Follow TIS on Twitter: @Truth_is_Scary & Like TIS of Facebook- facebook.com/TruthisScary
If you’re between the ages of 18 and 21, live in California and are a smoker, expect to be denied your favorite pack at the convenience store. Beginning in June, the new minimum age for officially jumped from 18 to 21, a prohibition move that lawmakers claim will curb the number of smokers in the Golden State, and ultimately help save lives.
Joining both Hawaii and the city of Needham in Massachusetts, California is the third locale in the U.S. to raise the legal smoking age to 21. Officials there hope that, like in these other places, age restrictions on smoking will help reduce the number of smokers and minimize the number of individuals who develop smoking-related health conditions like emphysema and lung cancer.
Citing statistics from Needham that show a nearly 50 percent reduction in the number of smokers in the five-year period following the change that was made in 2005, April Roeseler, head of the California public health department’s Tobacco Control Program, told the Los Angeles Times that she expects similar reductions in her state.
In Needham, the number of high schoolers smoking cigarettes fell by nearly half, according to a study published last year.
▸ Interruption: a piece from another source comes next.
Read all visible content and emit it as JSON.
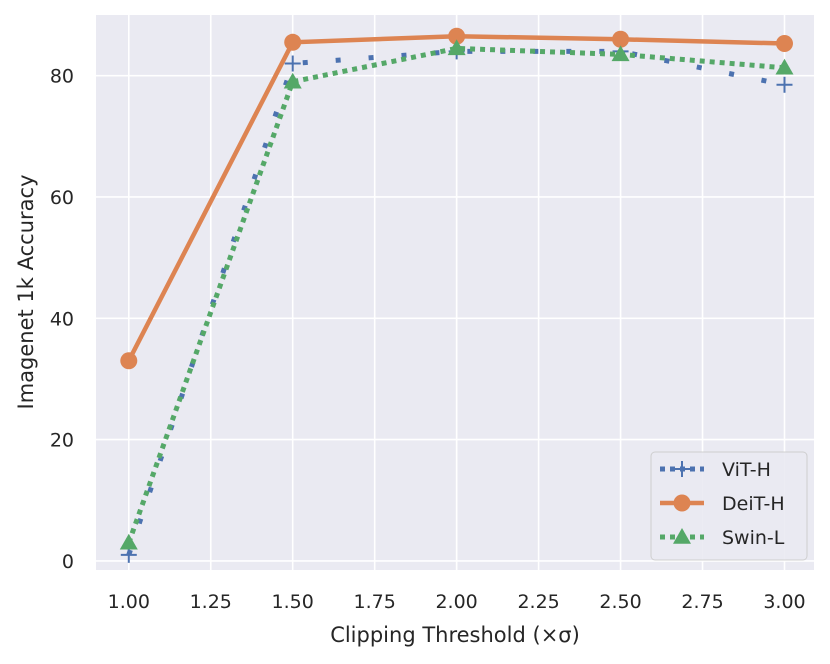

And adult smoking rates in the town also fell from about 18.1 percent to a mere 8 percent – statistics that experts say can be replicated all across the country.
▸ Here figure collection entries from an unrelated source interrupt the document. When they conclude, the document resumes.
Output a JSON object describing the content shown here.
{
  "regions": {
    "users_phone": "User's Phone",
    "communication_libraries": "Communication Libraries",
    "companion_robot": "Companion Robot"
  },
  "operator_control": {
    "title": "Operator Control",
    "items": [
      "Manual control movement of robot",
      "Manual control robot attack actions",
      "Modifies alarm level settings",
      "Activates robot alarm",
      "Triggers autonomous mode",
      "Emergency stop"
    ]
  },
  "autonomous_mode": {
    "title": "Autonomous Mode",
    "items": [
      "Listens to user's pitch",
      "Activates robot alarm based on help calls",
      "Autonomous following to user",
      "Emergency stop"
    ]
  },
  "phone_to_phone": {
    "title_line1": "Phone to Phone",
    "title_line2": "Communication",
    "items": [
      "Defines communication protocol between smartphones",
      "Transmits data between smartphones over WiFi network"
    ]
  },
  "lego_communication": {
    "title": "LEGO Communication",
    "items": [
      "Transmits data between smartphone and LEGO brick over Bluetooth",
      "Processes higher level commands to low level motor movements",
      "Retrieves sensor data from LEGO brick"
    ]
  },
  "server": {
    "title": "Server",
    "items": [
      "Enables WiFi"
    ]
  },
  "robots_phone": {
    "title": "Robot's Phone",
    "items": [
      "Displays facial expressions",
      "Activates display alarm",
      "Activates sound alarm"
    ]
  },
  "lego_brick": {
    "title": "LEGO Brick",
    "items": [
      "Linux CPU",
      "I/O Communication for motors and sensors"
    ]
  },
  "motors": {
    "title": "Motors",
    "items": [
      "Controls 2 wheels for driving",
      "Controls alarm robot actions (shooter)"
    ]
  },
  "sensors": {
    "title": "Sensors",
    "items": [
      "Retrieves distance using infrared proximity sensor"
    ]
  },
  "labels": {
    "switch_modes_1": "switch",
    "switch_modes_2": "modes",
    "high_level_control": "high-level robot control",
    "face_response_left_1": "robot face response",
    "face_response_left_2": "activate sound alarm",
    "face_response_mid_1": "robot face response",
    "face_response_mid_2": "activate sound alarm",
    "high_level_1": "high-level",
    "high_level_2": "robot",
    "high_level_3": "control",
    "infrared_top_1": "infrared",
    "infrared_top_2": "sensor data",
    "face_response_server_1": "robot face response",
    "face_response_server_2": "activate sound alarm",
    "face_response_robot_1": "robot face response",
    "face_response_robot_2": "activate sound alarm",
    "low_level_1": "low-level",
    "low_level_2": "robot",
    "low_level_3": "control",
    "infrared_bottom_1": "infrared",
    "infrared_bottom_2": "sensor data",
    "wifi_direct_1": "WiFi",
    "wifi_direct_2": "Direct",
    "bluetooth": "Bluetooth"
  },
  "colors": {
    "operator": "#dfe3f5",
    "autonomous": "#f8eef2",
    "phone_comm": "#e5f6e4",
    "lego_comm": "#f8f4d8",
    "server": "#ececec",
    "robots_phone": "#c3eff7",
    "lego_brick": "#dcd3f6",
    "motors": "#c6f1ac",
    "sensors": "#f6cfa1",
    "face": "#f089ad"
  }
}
“If we can push that age up where fewer and fewer people start smoking as a teen, it’s likely that we will start to have some tobacco-free generations,” the Times quotes her as saying.
Prohibition never works; people who want ‘contraband’ will find a way
At this point, though, very little, if any, evidence exists to show that the rule change is working as intended. University of California, San Francisco (UCSF) professor Dr. Stanton Glantz, for instance, admitted to the Times that the policy still needs time to “settle in.” The California Smokers’ Helpline also says it hasn’t noticed any increases in the number of callers in the prohibited age range trying to quit, which suggests that not much has changed.
There’s also the contraband factor – older kids still buying cigarettes for younger kids, for example, including those younger than the former threshold age of 18. Illegal buying has always been an issue, law or no law, which is something that the government never really seems to understand when it comes to issues of prohibition.
“They’re hanging out and partying together, so they’ll just get someone else to buy,” says Leonard Charles, the owner of a liquor store in Oakland. Charles says he strictly enforces the new cigarette age law, but believes that if somebody wants cigarettes, he or she is going to find a way, regardless of the law.